Mother Antonia Herman

Mother Antonia (Margaret) Herman (Herrmann) was born in Krautheim, Baden, Bavaria, on December 22, 1835. After coming to the United States, she entered the Benedictine Convent in Erie, Pa., on January 15, 1857, and pronounced her first vows on November 13, 1857. In 1861, she was sent with a group to establish a new convent in Chicago, where she pronounced her final vows on November 13, 1862. She served as superior there for two years.

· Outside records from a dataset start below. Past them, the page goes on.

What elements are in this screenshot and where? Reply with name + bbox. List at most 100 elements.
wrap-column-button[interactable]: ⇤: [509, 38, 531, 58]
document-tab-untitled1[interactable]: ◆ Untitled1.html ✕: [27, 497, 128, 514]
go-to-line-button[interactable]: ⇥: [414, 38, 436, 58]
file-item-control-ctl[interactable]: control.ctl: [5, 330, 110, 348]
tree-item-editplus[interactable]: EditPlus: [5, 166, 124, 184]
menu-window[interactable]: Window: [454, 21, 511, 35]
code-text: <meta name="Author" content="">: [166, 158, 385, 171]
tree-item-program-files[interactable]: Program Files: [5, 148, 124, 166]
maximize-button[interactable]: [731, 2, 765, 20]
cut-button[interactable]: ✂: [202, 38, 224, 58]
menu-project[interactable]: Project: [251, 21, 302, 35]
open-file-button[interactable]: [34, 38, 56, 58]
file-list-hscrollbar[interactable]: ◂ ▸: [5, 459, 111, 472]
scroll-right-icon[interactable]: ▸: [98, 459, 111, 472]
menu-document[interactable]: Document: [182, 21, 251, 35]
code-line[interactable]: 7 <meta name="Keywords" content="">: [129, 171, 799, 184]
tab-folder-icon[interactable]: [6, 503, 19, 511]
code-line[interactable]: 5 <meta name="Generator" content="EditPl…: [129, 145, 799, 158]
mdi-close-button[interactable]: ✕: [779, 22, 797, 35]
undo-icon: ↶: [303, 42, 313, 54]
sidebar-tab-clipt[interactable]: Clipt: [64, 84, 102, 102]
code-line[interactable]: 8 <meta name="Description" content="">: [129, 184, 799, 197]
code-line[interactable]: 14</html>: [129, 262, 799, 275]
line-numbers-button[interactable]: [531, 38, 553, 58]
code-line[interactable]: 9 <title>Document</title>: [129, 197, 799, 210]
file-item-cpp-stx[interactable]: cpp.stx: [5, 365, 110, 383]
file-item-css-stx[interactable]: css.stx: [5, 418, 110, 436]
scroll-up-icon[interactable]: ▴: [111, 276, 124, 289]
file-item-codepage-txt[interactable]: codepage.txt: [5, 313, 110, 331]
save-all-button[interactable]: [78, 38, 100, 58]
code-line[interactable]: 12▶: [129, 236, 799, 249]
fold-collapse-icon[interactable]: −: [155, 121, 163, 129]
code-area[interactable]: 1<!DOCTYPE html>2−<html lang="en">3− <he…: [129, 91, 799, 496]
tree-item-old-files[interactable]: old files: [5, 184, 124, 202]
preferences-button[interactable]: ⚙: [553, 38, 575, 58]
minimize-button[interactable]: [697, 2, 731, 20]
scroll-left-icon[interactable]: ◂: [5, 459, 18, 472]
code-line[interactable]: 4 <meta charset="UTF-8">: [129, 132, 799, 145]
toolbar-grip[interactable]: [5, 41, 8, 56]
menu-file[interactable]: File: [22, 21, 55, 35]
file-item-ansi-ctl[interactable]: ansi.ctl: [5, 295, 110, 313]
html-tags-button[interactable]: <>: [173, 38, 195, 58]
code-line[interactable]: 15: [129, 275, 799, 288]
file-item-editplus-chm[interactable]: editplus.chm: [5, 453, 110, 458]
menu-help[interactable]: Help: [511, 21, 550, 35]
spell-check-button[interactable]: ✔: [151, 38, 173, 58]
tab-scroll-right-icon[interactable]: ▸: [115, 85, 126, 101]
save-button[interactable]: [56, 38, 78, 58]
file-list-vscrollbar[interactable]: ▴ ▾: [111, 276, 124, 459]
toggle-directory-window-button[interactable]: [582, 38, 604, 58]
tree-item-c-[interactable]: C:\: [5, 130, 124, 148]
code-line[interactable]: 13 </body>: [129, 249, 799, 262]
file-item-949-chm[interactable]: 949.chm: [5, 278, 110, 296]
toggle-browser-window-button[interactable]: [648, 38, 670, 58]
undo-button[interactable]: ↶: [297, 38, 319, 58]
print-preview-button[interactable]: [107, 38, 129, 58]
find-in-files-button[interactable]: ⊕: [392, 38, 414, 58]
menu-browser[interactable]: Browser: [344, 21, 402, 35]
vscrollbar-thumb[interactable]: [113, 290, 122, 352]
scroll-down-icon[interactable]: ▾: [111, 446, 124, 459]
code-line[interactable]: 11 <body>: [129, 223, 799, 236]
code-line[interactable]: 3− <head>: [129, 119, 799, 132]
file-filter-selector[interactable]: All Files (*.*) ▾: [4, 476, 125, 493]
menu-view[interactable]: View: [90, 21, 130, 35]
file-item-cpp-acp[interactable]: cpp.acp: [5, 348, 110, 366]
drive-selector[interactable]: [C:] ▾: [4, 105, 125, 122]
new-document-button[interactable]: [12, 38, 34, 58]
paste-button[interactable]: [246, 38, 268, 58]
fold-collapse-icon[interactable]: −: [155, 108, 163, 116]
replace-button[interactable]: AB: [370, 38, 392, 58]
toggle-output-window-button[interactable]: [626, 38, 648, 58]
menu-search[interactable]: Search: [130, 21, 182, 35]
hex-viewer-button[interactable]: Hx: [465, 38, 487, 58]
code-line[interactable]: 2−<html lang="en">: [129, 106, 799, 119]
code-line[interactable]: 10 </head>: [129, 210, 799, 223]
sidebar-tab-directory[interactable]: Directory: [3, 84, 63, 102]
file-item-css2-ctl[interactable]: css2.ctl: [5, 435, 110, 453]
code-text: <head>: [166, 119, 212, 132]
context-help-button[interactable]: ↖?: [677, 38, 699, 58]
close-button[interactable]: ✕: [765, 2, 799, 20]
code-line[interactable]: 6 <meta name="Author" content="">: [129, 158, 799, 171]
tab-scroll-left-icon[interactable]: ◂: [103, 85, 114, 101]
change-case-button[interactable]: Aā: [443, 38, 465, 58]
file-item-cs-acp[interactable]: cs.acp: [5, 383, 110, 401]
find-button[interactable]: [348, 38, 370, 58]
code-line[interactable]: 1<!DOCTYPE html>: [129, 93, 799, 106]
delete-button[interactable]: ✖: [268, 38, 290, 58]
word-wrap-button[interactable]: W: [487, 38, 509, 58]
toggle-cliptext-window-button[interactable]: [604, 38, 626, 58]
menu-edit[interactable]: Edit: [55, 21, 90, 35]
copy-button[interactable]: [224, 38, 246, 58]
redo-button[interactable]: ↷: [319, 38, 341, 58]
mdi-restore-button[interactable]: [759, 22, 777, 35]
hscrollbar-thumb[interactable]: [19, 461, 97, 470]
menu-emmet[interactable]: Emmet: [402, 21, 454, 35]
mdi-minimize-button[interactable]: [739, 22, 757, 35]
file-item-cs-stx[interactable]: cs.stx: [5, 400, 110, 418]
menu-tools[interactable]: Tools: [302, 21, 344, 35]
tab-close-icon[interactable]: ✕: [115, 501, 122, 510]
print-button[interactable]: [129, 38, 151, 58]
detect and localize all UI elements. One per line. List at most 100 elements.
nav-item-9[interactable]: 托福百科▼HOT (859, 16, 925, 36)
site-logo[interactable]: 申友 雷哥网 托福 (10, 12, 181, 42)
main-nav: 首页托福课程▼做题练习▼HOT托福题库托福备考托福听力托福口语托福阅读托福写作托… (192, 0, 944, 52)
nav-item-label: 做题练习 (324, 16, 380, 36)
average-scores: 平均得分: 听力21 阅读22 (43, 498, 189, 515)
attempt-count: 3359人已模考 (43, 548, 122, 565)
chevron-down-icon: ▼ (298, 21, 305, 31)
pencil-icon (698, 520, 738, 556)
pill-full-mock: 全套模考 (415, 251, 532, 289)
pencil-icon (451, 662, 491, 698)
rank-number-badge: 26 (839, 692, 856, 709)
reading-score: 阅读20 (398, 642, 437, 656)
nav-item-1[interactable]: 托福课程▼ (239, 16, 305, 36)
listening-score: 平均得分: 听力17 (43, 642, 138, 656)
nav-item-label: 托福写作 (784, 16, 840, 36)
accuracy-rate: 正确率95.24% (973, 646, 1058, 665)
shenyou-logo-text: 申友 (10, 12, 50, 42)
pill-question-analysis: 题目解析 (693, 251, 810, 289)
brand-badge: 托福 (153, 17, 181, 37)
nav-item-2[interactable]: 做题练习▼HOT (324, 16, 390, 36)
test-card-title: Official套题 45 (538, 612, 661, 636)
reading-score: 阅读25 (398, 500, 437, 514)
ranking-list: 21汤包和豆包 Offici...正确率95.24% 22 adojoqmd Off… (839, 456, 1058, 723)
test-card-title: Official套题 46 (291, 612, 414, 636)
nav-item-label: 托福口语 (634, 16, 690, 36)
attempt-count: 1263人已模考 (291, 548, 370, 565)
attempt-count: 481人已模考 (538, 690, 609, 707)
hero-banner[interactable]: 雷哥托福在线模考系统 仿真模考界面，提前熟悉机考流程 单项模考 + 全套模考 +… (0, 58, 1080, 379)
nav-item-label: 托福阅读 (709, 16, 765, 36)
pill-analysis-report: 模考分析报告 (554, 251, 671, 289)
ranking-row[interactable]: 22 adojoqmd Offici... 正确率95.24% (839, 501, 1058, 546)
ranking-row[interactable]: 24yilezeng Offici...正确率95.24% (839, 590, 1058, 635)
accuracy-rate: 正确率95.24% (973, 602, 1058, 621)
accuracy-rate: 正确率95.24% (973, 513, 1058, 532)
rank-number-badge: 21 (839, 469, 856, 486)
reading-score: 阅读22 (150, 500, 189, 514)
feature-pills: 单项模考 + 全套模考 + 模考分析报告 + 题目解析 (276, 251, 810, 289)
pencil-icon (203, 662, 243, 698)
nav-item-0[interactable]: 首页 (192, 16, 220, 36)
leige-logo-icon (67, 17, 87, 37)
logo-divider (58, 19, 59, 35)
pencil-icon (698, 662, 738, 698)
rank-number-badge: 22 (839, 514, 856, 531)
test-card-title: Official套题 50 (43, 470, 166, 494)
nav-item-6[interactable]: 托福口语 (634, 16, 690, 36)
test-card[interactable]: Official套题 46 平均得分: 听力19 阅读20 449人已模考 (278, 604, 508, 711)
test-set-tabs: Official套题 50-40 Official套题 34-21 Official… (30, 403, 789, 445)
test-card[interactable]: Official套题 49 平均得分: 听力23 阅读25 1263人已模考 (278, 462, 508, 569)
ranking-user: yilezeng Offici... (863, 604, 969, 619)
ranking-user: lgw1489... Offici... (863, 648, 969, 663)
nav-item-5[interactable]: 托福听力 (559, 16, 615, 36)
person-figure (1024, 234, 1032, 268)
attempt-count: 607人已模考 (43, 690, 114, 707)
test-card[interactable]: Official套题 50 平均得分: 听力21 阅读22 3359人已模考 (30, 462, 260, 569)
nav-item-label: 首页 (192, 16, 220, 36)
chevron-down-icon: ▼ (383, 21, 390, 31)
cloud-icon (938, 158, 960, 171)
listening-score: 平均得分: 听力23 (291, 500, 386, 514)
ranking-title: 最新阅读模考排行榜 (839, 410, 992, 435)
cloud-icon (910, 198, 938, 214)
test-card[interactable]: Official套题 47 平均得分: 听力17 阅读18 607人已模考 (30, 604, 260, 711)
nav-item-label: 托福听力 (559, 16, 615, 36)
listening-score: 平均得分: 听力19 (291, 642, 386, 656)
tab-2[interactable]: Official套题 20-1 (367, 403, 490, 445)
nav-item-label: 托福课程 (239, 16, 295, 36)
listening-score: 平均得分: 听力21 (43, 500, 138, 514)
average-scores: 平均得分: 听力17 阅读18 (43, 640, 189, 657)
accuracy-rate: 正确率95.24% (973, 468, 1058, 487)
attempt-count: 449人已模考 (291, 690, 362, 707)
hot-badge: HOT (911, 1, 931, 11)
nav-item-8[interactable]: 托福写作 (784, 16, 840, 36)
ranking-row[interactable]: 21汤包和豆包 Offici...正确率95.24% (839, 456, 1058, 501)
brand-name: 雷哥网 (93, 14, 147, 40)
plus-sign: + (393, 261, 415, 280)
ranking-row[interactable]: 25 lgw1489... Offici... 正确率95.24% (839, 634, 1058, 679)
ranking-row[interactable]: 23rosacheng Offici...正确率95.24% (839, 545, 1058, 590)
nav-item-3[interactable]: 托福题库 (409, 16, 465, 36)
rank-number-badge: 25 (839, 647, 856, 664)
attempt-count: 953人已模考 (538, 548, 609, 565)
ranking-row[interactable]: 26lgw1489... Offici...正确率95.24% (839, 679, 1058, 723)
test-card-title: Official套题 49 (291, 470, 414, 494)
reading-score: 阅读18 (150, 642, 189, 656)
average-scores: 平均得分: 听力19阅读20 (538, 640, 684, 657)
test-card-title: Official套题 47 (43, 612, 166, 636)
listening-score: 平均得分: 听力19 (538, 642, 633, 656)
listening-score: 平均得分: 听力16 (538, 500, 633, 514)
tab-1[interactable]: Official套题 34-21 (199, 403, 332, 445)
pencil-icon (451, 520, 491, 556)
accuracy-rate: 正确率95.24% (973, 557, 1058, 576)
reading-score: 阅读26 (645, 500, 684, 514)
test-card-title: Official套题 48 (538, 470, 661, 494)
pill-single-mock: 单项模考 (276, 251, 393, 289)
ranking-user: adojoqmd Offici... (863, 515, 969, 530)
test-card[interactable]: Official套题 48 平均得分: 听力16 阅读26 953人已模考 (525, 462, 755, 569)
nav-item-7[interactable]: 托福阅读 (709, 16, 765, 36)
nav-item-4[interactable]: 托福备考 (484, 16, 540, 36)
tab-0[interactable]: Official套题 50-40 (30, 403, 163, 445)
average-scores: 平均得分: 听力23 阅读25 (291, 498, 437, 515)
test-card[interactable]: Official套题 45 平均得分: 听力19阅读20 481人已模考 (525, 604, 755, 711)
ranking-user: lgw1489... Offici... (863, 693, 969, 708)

In July 1868, without consulting the members of the community in St. Joseph, Minn., Abbot Rupert Seidenbusch of Saint John’s Abbey, Collegeville, Minn., brought Sister Antonia from Chicago to St. Joseph, appointed her as prioress, and deposed Mother Willibalda Scherbauer. Due to a strained relationship with the second abbot of Saint John’s, M. Antonia resigned from the office of the prioress in 1877 and returned to Chicago.

Approximately four years later, M. Antonia responded to a plea from Bishop Martin Marty of the Dakota Territory to teach the Native Americans at Standing Rock Reservation in South Dakota. There, she met the sisters from Yankton, S.D., and later applied for membership in the Yankton community. She served as a teacher until ill health forced her to retire and spent the last period of her life in Saint Mary’s Hospital, Pierre, S.D., where she died on January 30, 1912. She is buried in the monastery cemetery in Yankton.

M. Antonia was firm about religious rules and customs but lenient in matters of food and rest to preserve the health of the sisters. Her untiring diligence served to establish the community on a sound financial base for the future.